Every hour of every day there is someone out there achieving something amazing. When a New Zealander achieves these great feats we all celebrate the pride that flows out of that individual and on to their family, their home town, and of course upon us all as the nation who proudly claim ownership of that person, that victory.
Celebrations of success can bring us closer together as a community.
I thought about this over the last few days as news started to come in about the awesome victories of our Olympians who are participating in the London Paralympics. As a team they have already hauled in an impressive number of medals, including at my last count 4 gold medals in swimming and cycling, and I was so proud when I picked up the Dominion Post on Monday to read about the great victory of Sophie Pascoe on the front page of the paper. Just to make this an even more super Monday, was the breaking news that Ngapuhi swimmer, Cameron Leslie, has won gold and set a new world record in the individual medley. Ae Marika!

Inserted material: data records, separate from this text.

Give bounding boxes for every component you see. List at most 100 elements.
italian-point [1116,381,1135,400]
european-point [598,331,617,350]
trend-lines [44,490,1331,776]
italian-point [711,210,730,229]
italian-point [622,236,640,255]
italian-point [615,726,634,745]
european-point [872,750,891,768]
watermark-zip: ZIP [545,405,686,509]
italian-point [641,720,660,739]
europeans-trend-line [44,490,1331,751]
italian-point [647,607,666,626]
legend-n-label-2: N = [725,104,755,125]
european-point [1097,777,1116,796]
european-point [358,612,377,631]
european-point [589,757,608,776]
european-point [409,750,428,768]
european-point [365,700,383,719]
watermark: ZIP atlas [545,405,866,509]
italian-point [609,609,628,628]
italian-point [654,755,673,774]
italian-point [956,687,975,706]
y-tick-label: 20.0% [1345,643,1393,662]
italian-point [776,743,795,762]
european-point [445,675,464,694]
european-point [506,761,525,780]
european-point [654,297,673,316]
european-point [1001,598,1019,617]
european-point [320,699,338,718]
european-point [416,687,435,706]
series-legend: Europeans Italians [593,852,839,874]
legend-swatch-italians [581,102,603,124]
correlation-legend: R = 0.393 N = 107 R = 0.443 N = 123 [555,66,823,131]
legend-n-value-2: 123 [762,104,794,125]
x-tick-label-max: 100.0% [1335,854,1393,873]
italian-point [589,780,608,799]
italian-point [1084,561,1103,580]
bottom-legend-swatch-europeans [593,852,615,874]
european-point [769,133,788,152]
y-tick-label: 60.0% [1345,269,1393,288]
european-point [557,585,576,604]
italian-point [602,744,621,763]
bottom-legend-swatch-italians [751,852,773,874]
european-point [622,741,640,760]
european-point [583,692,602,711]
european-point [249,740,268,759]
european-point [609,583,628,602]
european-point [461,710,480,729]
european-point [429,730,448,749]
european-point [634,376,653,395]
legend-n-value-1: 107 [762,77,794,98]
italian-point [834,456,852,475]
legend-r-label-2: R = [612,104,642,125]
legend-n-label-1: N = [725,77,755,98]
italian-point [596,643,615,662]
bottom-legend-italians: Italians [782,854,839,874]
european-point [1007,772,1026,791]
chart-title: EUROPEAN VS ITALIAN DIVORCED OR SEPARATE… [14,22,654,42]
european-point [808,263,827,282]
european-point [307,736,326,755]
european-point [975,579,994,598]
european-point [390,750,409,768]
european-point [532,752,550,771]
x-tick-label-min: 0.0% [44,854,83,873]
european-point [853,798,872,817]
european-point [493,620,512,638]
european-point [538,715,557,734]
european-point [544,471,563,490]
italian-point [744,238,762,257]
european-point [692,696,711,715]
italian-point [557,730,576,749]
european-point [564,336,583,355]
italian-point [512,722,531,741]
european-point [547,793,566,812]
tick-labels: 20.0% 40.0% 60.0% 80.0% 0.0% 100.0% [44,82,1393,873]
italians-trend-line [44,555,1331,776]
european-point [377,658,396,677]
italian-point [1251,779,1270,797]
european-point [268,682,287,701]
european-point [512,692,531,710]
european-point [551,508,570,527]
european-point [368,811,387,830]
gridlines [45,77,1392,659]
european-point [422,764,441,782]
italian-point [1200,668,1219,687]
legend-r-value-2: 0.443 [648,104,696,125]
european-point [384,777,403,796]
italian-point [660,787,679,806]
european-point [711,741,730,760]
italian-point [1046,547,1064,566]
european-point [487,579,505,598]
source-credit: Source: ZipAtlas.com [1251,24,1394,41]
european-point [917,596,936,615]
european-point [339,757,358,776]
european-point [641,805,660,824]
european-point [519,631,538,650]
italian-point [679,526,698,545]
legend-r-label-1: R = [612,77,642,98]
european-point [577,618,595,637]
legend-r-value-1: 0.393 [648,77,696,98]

What was so inspiring to me, was not only reading about her success but also shedding light on her journey towards preparing for the games. It gave me great joy to see and hear about her pathway in pursuit of excellence in her sport and also to read about the attitude that she has taken in life. I thought about how wonderful it is that these athletes have achieved these great successes, and yet how amazing it is that most New Zealanders did not even know their names and had never heard of them before this week. Many of our Paralympians have overcome huge barriers to achieve at an international level, and I am not talking about physical disabilities, I am talking about the attitude and awareness amongst our communities, the challenges they face every day in order to participate, to achieve excellence and to pursue their goals.
I am fortunate in that I get to experience stories such as this as part of my role as Minister for Disabilities. I love to hear the empowering language that is used within the disability services sector, and having seen and experienced this I know that one of the biggest barriers that disabled people face, is not their disability but the barriers put up by the society in which they live.
I am very disappointed that we are not seeing more coverage of these games on television. I think its absence from our screens does show that there is an attitude held by some people that these achievements are not as important as others, and that is terrible. Until we see the success, value and normality of disabled people our society will not move forward to embrace and ultimately support the successes and achievements of us all.
Watching the Paralympics is more than just watching elite sportspeople, it is a celebration of everything that we should all aspire to be – happy, healthy, and participating in life. It is also a reminder that we can play a role in supporting the success of everyday people, by being an enabling society for all.